I always love cooking something in the red, white or blue family for the 4th of July and this year have decided to make something blue with blueberries. It was with total jubilation that I found blueberries on sale at Publix. After suffering through a long winter and spring waiting for the opportunity to make this recipe with fresh blueberries – at last, the time has come! Blueberries are now $1.50 a pint and I am finding them from Winter Park, FL and North Carolina in my local market. This recipe makes 24 good size servings, so it’s great for a party or family get together. If you have leftovers, just pop them in the freezer for another day – they freeze great too.
Blueberry Crumble Cheesecake Bars
3 c. flour (divided)
1 ½ c. light brown sugar (divided)
1 ½ c. butter, softened (divided)
16 oz. cream cheese, softened
¾ c. sugar (divided)
1 t. vanilla
2 c. blueberries (fresh or frozen)
3 T. water
2 t. lemon juice, fresh
½ c. cooking oats
Preheat oven to 350 degrees.
In a medium bowl, combine 2 c. flour and ½ c. brown sugar. Cut in 1 c. butter and blend until mixture is crumbly. Press evenly into 13×9 pan and bake 15 minutes or until lightly browned.
While crust is baking, combine 1 c. blueberries, water, ¼ c. sugar and lemon juice in small sauce pan. Cook over medium heat for about 10 minutes. Add remaining blueberries and cook for 8 more minutes, stirring frequently.

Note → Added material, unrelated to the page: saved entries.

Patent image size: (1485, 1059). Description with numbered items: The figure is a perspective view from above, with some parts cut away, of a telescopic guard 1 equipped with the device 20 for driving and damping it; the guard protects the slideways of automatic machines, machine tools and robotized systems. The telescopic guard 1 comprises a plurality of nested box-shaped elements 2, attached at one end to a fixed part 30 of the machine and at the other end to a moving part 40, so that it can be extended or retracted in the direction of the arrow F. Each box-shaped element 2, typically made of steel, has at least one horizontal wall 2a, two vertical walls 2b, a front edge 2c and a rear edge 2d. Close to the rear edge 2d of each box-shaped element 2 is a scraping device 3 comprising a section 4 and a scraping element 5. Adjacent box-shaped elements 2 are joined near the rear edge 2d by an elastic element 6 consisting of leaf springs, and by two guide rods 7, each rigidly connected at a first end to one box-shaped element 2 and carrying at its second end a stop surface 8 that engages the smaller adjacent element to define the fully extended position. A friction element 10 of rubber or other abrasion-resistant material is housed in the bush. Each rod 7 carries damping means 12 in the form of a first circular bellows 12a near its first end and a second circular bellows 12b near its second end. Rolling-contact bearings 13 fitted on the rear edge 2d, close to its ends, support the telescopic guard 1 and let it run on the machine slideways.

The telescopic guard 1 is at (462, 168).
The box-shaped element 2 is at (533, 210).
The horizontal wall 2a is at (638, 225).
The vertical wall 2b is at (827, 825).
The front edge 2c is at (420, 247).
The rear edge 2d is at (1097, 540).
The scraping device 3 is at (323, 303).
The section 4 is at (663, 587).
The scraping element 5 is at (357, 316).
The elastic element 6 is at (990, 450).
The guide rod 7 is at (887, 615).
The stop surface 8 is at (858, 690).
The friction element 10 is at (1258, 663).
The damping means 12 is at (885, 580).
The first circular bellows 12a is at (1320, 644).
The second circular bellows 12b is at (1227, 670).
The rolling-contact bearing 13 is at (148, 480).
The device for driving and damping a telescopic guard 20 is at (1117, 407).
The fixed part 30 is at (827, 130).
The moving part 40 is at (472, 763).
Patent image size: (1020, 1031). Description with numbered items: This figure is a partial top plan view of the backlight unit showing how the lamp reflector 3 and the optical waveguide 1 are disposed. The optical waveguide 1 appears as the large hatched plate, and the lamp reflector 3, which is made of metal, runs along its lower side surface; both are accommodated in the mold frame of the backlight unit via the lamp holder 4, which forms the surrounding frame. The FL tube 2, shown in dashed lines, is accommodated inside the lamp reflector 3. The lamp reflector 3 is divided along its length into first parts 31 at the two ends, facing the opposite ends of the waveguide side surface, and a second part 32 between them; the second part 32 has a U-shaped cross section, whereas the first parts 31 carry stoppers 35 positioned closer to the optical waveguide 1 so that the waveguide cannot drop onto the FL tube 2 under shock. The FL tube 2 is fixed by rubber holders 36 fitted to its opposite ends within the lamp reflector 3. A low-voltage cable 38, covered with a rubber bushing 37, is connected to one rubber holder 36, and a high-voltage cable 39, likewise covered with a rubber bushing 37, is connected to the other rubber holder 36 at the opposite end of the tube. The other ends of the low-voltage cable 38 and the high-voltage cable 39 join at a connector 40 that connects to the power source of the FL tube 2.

In a large bowl, beat cream cheese with ½ c. sugar with an electric mixer at medium speed until smooth. Add eggs, one at a time and vanilla. Pour over warm crust. In a small bowl combine 1 c. flour, 1 c. brown sugar, oats and ½ c. butter to make crumble. Spoon blueberry mixture evenly over cream cheese base and top with crumble mixture.
Bake for 30-35 minutes until filling is set. Serve warm or cold.